Iron(III) complexes of certain meridionally coordinating tridentate ligands as models for non-heme iron enzymes: The role of carboxylate coordination

Abstract

The iron(III) complexes [Fe(pda)Cl(H 2O) 2] ( 1), [Fe(tpy)Cl 3] ( 2), and [Fe(bbp)Cl 3] ( 3), where H 2pda is pyridine-2,6-dicarboxylic acid, tpy is 2,2′:6,2″-terpyridine and bbp is 2,6-bis(benzimidazolyl)pyridine, have been isolated and studied as functional models for the intradiol-cleaving catechol dioxygenase enzymes. Mixed ligand complexes of H 2pda with the bidentate ligands 2,2′-bipyridine (bpy) and 1,10-phenanthroline (phen) have been also prepared and studied. All the complexes have been characterized using absorption spectral and electrochemical methods. The spectral changes in the catecholate adducts of the complexes generated in situ have been investigated. Upon interacting the complexes with catecholate anions a low energy catecholate to iron(III) charge transfer band appears, which is similar to that observed for enzyme–substrate complexes. All the complexes catalyze the oxidative intradiol cleavage of 3,5-di- tert-butylcatechol (H 2dbc) in the presence of dioxygen.
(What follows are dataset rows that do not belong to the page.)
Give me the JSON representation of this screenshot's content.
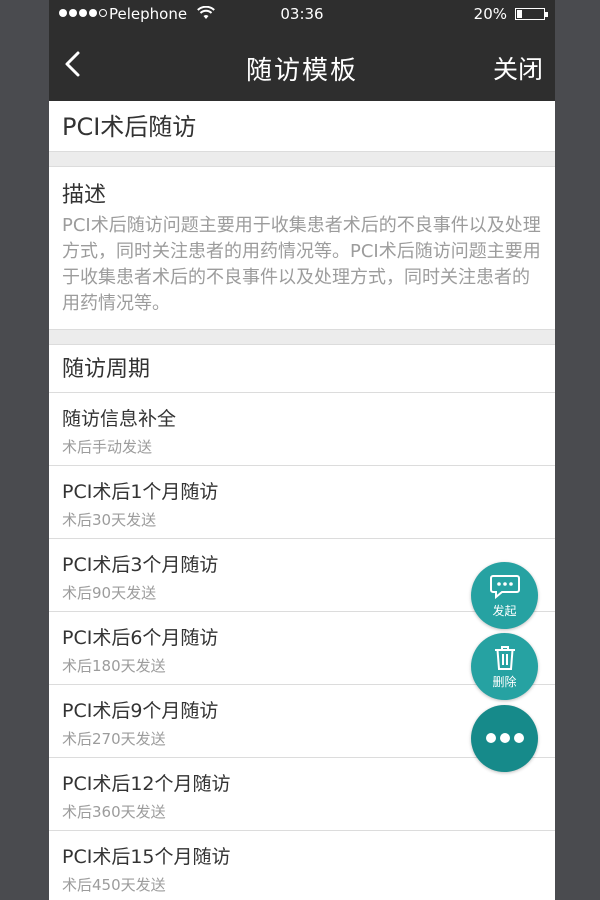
{
  "status_bar": {
    "carrier": "Pelephone",
    "time": "03:36",
    "battery": "20%",
    "battery_level": 0.2
  },
  "nav": {
    "title": "随访模板",
    "close_label": "关闭"
  },
  "template": {
    "name": "PCI术后随访",
    "description_label": "描述",
    "description": "PCI术后随访问题主要用于收集患者术后的不良事件以及处理方式，同时关注患者的用药情况等。PCI术后随访问题主要用于收集患者术后的不良事件以及处理方式，同时关注患者的用药情况等。"
  },
  "periods": {
    "header": "随访周期",
    "items": [
      {
        "name": "随访信息补全",
        "sub": "术后手动发送"
      },
      {
        "name": "PCI术后1个月随访",
        "sub": "术后30天发送"
      },
      {
        "name": "PCI术后3个月随访",
        "sub": "术后90天发送"
      },
      {
        "name": "PCI术后6个月随访",
        "sub": "术后180天发送"
      },
      {
        "name": "PCI术后9个月随访",
        "sub": "术后270天发送"
      },
      {
        "name": "PCI术后12个月随访",
        "sub": "术后360天发送"
      },
      {
        "name": "PCI术后15个月随访",
        "sub": "术后450天发送"
      }
    ]
  },
  "fabs": {
    "launch_label": "发起",
    "delete_label": "删除",
    "launch_icon": "chat-bubble-icon",
    "delete_icon": "trash-icon",
    "more_icon": "more-dots-icon"
  },
  "colors": {
    "header_bg": "#2e2e2e",
    "fab_teal": "#26a2a2",
    "fab_dark_teal": "#168a8a"
  }
}
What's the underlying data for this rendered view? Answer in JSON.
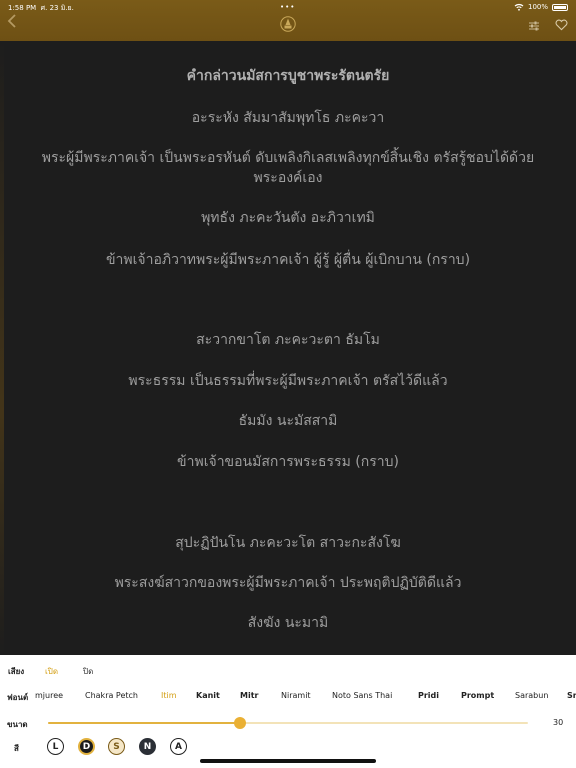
{
  "status": {
    "time": "1:58 PM",
    "date": "ศ. 23 มิ.ย.",
    "battery": "100%"
  },
  "icons": {
    "back": "chevron-left-icon",
    "emblem": "temple-emblem-icon",
    "settings": "sliders-icon",
    "favorite": "heart-icon"
  },
  "content": {
    "lines": [
      {
        "text": "คำกล่าวนมัสการบูชาพระรัตนตรัย",
        "title": true
      },
      {
        "text": "อะระหัง สัมมาสัมพุทโธ ภะคะวา"
      },
      {
        "text": "พระผู้มีพระภาคเจ้า เป็นพระอรหันต์ ดับเพลิงกิเลสเพลิงทุกข์สิ้นเชิง ตรัสรู้ชอบได้ด้วย"
      },
      {
        "text": "พระองค์เอง"
      },
      {
        "text": "พุทธัง ภะคะวันตัง อะภิวาเทมิ"
      },
      {
        "text": "ข้าพเจ้าอภิวาทพระผู้มีพระภาคเจ้า ผู้รู้ ผู้ตื่น ผู้เบิกบาน (กราบ)"
      },
      {
        "text": "สะวากขาโต ภะคะวะตา ธัมโม"
      },
      {
        "text": "พระธรรม เป็นธรรมที่พระผู้มีพระภาคเจ้า ตรัสไว้ดีแล้ว"
      },
      {
        "text": "ธัมมัง นะมัสสามิ"
      },
      {
        "text": "ข้าพเจ้าขอนมัสการพระธรรม (กราบ)"
      },
      {
        "text": "สุปะฏิปันโน ภะคะวะโต สาวะกะสังโฆ"
      },
      {
        "text": "พระสงฆ์สาวกของพระผู้มีพระภาคเจ้า ประพฤติปฏิบัติดีแล้ว"
      },
      {
        "text": "สังฆัง นะมามิ"
      }
    ]
  },
  "settings": {
    "sound_label": "เสียง",
    "sound_options": [
      {
        "label": "เปิด",
        "selected": true
      },
      {
        "label": "ปิด",
        "selected": false
      }
    ],
    "font_label": "ฟอนต์",
    "fonts": [
      {
        "label": "mjuree",
        "selected": false
      },
      {
        "label": "Chakra Petch",
        "selected": false
      },
      {
        "label": "Itim",
        "selected": true
      },
      {
        "label": "Kanit",
        "selected": false
      },
      {
        "label": "Mitr",
        "selected": false
      },
      {
        "label": "Niramit",
        "selected": false
      },
      {
        "label": "Noto Sans Thai",
        "selected": false
      },
      {
        "label": "Pridi",
        "selected": false
      },
      {
        "label": "Prompt",
        "selected": false
      },
      {
        "label": "Sarabun",
        "selected": false
      },
      {
        "label": "Sr",
        "selected": false
      }
    ],
    "size_label": "ขนาด",
    "size_value": "30",
    "size_fraction": 0.4,
    "color_label": "สี",
    "color_options": [
      {
        "label": "L",
        "bg": "#ffffff",
        "fg": "#222222",
        "border": "#222222",
        "selected": false
      },
      {
        "label": "D",
        "bg": "#1c1c1c",
        "fg": "#ffffff",
        "border": "#e2b23f",
        "selected": true
      },
      {
        "label": "S",
        "bg": "#f5e7c8",
        "fg": "#7a5b18",
        "border": "#7a5b18",
        "selected": false
      },
      {
        "label": "N",
        "bg": "#2b2f36",
        "fg": "#ffffff",
        "border": "#2b2f36",
        "selected": false
      },
      {
        "label": "A",
        "bg": "#ffffff",
        "fg": "#222222",
        "border": "#222222",
        "selected": false
      }
    ]
  },
  "colors": {
    "header": "#7a5b18",
    "accent": "#e2b23f",
    "reader_bg": "#1d1d1d",
    "reader_text": "#9e9e9e"
  }
}
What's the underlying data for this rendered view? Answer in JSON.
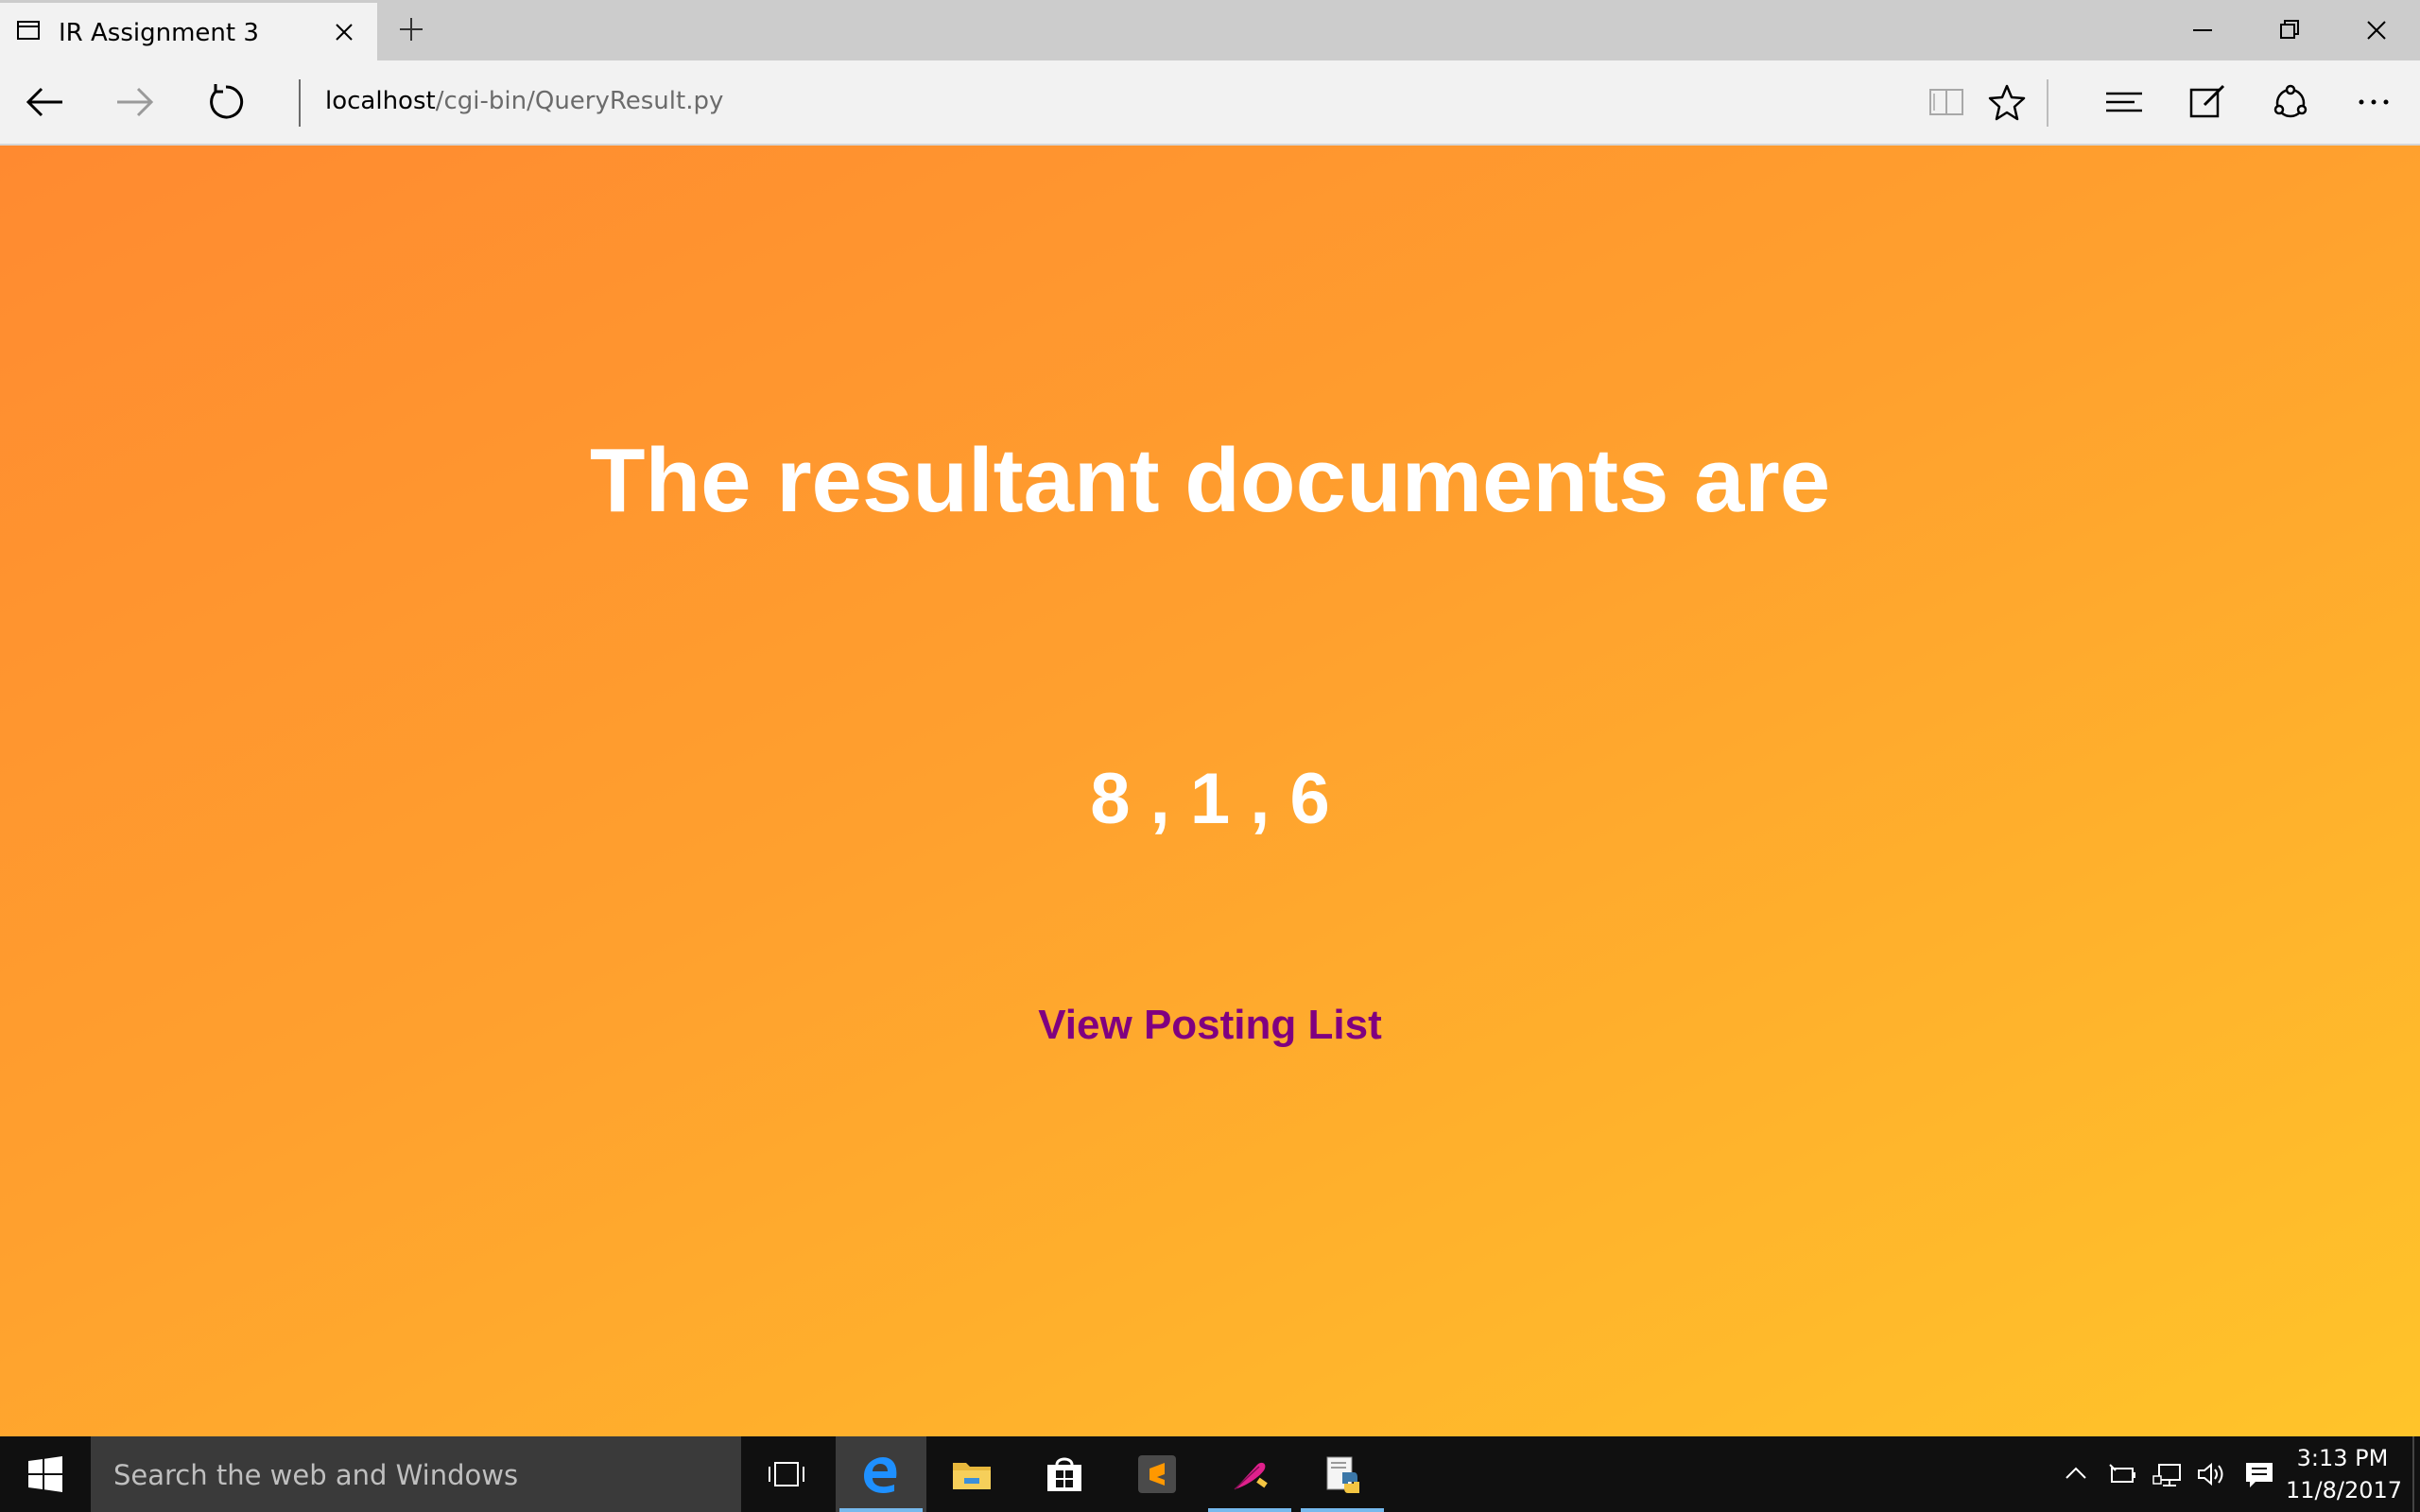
{
  "browser": {
    "tab": {
      "title": "IR Assignment 3"
    },
    "address": {
      "host": "localhost",
      "path": "/cgi-bin/QueryResult.py"
    }
  },
  "page": {
    "heading": "The resultant documents are",
    "result_documents": "8 , 1 , 6",
    "link_label": "View Posting List",
    "colors": {
      "background_start": "#ff8a30",
      "background_end": "#ffc42a",
      "text": "#ffffff",
      "link": "#800080"
    }
  },
  "taskbar": {
    "search_placeholder": "Search the web and Windows",
    "apps": [
      "task-view-icon",
      "edge-icon",
      "file-explorer-icon",
      "store-icon",
      "sublime-text-icon",
      "feather-icon",
      "python-idle-icon"
    ],
    "clock": {
      "time": "3:13 PM",
      "date": "11/8/2017"
    }
  }
}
Interestingly, on replacing the pyridyl groups in 2 and the bulky benzimidazole groups in 3 by the carboxylate groups, the yields of the intradiol cleavage products of dioxygenation increases, 1 (50%) > 2 (20%) > 3 (10%). The higher intradiol yield for 1 has been ascribed to the meridional coordination of two carboxylate groups of pda 2−. In contrast to the trend in the intradiol cleavage yields, a tremendous decrease in the rate (200 times) is observed on replacing the two pyridyl moieties in 2 by two carboxylates as in 1 and a significant decrease in rate is observed on replacing the pyridyl moieties in 2 by strongly σ-donating benzimidazole moieties as in 3. This is in conformity with the decrease in Lewis acidities of the iron(III) centers.